State Key Laboratory of Crop Gene Exploration and Utilization in Southwest China, Rice Research Institute, Sichuan Agricultural University, Chengdu 611130, China.
Institute of Crop Sciences, Chinese Academy of Agricultural Sciences, Beijing 100081, China.
Methods. 2024 Nov;231:61-69. doi: 10.1016/j.ymeth.2024.09.010. Epub 2024 Sep 16.
Arabidopsis thaliana synthesizes various medicinal compounds, and serves as a model plant for medicinal plant research. Single-cell transcriptomics technologies are essential for understanding the developmental trajectory of plant roots, facilitating the analysis of synthesis and accumulation patterns of medicinal compounds in different cell subpopulations. Although methods for interpreting single-cell transcriptomics data are rapidly advancing in Arabidopsis, challenges remain in precisely annotating cell identity due to the lack of marker genes for certain cell types. In this work, we trained a machine learning system, AtML, using sequencing datasets from six cell subpopulations, comprising a total of 6000 cells, to predict Arabidopsis root cell stages and identify biomarkers through complete model interpretability. Performance testing using an external dataset revealed that AtML achieved 96.50% accuracy and 96.51% recall. Through the interpretability provided by AtML, our model identified 160 important marker genes, contributing to the understanding of cell type annotations. In conclusion, we trained AtML to efficiently identify Arabidopsis root cell stages, providing a new tool for elucidating the mechanisms of medicinal compound accumulation in Arabidopsis roots.

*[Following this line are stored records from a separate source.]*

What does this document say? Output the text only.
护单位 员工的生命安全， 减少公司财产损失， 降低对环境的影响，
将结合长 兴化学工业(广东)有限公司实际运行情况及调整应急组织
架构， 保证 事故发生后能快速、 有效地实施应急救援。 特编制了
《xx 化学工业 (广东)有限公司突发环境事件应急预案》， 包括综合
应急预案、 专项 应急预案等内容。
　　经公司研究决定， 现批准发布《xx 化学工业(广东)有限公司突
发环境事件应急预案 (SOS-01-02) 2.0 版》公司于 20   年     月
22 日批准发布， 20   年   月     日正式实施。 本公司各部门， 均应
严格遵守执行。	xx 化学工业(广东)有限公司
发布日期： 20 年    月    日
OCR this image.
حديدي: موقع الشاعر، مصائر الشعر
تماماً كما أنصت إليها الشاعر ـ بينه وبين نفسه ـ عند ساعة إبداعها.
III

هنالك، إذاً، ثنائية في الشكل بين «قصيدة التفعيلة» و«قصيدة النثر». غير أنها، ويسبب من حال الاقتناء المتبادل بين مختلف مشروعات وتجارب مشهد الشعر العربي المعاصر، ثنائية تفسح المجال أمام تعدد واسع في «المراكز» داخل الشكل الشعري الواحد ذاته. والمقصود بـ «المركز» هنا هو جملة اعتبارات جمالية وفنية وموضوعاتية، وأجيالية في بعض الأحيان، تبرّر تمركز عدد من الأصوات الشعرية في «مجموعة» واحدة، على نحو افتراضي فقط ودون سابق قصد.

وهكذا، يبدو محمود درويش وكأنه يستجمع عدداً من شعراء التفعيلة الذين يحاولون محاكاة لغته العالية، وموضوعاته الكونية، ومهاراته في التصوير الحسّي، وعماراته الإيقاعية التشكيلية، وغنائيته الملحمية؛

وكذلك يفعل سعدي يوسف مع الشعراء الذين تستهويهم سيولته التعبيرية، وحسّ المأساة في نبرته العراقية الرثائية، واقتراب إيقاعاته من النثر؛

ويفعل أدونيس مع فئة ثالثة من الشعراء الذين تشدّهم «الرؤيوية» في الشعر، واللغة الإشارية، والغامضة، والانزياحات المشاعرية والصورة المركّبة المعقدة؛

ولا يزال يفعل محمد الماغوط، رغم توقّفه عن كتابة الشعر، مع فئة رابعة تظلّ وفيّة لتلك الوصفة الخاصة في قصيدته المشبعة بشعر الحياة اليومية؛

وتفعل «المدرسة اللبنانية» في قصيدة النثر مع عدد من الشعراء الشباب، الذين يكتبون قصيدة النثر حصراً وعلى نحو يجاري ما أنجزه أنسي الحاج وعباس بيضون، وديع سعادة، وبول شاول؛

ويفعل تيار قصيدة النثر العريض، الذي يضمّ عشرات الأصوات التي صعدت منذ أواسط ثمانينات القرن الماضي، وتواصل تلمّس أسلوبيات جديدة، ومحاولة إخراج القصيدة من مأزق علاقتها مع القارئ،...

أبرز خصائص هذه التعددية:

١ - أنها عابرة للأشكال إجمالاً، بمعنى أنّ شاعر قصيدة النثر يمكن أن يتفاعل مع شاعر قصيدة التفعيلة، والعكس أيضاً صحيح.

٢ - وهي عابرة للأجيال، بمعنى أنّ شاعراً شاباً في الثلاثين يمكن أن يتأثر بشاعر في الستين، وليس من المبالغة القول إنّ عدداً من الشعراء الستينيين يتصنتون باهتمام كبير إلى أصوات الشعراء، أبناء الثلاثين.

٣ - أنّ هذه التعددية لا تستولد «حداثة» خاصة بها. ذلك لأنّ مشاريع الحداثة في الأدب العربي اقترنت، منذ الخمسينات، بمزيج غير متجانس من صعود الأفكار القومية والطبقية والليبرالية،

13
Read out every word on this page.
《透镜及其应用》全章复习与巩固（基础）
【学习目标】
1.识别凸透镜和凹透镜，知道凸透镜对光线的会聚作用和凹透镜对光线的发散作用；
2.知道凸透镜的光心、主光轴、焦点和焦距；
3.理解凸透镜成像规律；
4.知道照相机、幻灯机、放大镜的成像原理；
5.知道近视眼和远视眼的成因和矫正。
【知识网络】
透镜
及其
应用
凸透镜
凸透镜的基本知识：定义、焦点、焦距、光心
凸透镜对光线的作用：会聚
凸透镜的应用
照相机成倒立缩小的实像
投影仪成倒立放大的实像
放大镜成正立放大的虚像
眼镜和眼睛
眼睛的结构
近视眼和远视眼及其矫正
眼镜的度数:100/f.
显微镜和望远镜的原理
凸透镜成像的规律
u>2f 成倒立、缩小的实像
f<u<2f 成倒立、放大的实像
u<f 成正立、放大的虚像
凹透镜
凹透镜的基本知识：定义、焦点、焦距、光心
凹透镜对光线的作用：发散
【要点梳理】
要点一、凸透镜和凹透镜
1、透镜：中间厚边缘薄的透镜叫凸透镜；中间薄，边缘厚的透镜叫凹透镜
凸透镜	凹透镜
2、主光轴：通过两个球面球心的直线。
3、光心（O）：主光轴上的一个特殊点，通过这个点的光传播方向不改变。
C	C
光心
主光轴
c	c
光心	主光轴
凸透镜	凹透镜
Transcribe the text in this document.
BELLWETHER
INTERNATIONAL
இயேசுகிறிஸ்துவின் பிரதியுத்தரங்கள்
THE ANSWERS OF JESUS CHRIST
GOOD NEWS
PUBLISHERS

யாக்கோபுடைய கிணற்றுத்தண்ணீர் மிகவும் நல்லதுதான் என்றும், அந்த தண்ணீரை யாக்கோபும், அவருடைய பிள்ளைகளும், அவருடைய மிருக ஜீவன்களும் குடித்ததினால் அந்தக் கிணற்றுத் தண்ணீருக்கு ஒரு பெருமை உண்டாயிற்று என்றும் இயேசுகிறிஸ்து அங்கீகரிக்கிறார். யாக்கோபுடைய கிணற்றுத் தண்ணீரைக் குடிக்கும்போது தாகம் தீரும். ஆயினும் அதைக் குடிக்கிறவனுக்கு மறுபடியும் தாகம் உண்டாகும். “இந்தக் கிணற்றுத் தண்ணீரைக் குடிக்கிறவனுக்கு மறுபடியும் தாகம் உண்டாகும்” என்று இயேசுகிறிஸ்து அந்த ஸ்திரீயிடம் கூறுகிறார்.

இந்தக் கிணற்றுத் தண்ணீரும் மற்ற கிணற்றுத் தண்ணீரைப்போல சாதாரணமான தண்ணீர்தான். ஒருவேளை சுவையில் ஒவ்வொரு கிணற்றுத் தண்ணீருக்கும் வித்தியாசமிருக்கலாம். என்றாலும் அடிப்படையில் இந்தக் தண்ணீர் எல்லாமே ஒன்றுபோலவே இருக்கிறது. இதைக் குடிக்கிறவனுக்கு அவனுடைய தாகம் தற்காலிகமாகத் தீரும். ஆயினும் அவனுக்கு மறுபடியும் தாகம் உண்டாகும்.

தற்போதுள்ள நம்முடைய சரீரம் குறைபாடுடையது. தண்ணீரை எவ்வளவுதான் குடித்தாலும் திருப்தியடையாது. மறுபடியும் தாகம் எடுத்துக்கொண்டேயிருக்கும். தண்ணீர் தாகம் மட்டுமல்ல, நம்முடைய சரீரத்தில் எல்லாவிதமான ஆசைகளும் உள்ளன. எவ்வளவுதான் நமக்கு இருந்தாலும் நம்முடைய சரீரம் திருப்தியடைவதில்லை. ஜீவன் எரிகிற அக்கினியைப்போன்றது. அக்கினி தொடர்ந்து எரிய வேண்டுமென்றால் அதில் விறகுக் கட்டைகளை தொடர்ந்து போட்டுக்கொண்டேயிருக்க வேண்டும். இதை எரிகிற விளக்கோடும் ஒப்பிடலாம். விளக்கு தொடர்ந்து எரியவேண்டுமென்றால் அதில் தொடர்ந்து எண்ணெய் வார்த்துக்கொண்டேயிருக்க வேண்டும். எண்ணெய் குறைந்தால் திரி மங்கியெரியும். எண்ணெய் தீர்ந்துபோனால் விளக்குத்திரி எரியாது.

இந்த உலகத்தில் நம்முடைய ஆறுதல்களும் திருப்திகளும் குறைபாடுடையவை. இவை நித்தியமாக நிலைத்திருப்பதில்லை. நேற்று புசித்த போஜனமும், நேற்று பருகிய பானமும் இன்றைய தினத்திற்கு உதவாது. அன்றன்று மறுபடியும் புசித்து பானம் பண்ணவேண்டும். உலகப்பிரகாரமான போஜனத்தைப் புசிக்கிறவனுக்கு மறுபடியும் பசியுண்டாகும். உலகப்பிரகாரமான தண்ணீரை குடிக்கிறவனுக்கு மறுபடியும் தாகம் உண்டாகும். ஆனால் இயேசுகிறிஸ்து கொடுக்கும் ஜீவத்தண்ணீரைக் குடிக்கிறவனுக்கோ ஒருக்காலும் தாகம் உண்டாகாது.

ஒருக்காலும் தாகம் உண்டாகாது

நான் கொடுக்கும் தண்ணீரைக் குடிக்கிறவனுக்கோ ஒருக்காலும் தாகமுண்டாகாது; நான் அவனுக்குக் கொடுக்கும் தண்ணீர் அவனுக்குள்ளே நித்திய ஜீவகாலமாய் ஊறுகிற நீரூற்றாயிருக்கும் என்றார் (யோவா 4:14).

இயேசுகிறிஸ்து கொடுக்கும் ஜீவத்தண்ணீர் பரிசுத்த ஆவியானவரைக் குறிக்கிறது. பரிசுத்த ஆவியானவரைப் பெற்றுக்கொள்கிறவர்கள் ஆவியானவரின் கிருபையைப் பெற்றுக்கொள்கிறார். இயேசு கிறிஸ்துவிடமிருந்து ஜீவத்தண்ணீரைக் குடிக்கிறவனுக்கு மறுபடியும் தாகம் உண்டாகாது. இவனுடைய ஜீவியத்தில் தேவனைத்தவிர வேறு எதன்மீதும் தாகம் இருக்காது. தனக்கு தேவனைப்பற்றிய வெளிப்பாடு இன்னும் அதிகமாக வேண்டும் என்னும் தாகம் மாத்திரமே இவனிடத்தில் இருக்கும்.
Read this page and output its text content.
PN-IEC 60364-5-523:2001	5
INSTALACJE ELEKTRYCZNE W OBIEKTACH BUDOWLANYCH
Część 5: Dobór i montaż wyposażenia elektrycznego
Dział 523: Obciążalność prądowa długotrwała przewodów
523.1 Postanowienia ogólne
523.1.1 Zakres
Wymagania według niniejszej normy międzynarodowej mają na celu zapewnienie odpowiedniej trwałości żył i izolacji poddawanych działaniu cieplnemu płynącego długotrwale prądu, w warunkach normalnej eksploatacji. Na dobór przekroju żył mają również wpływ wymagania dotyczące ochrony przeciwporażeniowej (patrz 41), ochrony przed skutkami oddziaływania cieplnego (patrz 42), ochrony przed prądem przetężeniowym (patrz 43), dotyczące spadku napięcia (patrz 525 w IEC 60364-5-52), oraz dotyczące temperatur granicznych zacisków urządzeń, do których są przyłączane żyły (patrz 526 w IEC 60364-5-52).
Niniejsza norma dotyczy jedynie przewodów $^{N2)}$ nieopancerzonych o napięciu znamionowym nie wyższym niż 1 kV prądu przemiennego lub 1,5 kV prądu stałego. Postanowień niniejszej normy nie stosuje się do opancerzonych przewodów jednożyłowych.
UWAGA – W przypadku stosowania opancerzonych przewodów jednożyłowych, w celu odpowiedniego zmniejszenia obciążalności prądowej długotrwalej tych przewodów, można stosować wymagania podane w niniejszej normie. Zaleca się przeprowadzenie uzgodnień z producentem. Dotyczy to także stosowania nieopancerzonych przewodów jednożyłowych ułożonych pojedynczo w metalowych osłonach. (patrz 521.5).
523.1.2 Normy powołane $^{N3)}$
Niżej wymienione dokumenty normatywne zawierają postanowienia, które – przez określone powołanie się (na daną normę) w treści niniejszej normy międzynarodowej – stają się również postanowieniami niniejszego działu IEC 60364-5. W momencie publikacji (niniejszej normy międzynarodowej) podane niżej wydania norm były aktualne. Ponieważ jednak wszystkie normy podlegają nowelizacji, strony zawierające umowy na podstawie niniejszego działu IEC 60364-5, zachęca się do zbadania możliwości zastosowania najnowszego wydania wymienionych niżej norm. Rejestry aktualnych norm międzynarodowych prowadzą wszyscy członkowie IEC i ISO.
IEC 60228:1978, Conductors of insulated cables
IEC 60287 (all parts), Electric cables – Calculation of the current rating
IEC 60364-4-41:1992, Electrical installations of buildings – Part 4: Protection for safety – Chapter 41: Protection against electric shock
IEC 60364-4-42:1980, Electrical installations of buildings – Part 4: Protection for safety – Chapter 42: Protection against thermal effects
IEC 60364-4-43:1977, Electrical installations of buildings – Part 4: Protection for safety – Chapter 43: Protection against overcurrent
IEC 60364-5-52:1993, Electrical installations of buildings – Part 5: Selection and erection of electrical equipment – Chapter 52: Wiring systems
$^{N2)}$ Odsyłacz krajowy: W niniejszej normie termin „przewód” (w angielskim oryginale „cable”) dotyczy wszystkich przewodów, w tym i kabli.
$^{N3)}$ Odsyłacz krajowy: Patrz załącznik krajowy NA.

拟南芥合成各种药用化合物,是药用植物研究的模式植物。单细胞转录组学技术对于理解植物根的发育轨迹至关重要,有助于分析不同细胞亚群中药用化合物的合成和积累模式。尽管在拟南芥中,解释单细胞转录组学数据的方法正在迅速发展,但由于缺乏某些细胞类型的标记基因,仍然存在精确注释细胞身份的挑战。在这项工作中,我们使用来自六个细胞亚群的测序数据集(共 6000 个细胞)训练了一个机器学习系统 AtML,以预测拟南芥根细胞的阶段,并通过完全可解释的模型来识别生物标志物。使用外部数据集进行的性能测试表明,AtML 实现了 96.50%的准确率和 96.51%的召回率。通过 AtML 提供的可解释性,我们的模型确定了 160 个重要的标记基因,有助于理解细胞类型注释。总之,我们训练了 AtML 来有效地识别拟南芥根细胞的阶段,为阐明拟南芥根中药用化合物积累的机制提供了一种新工具。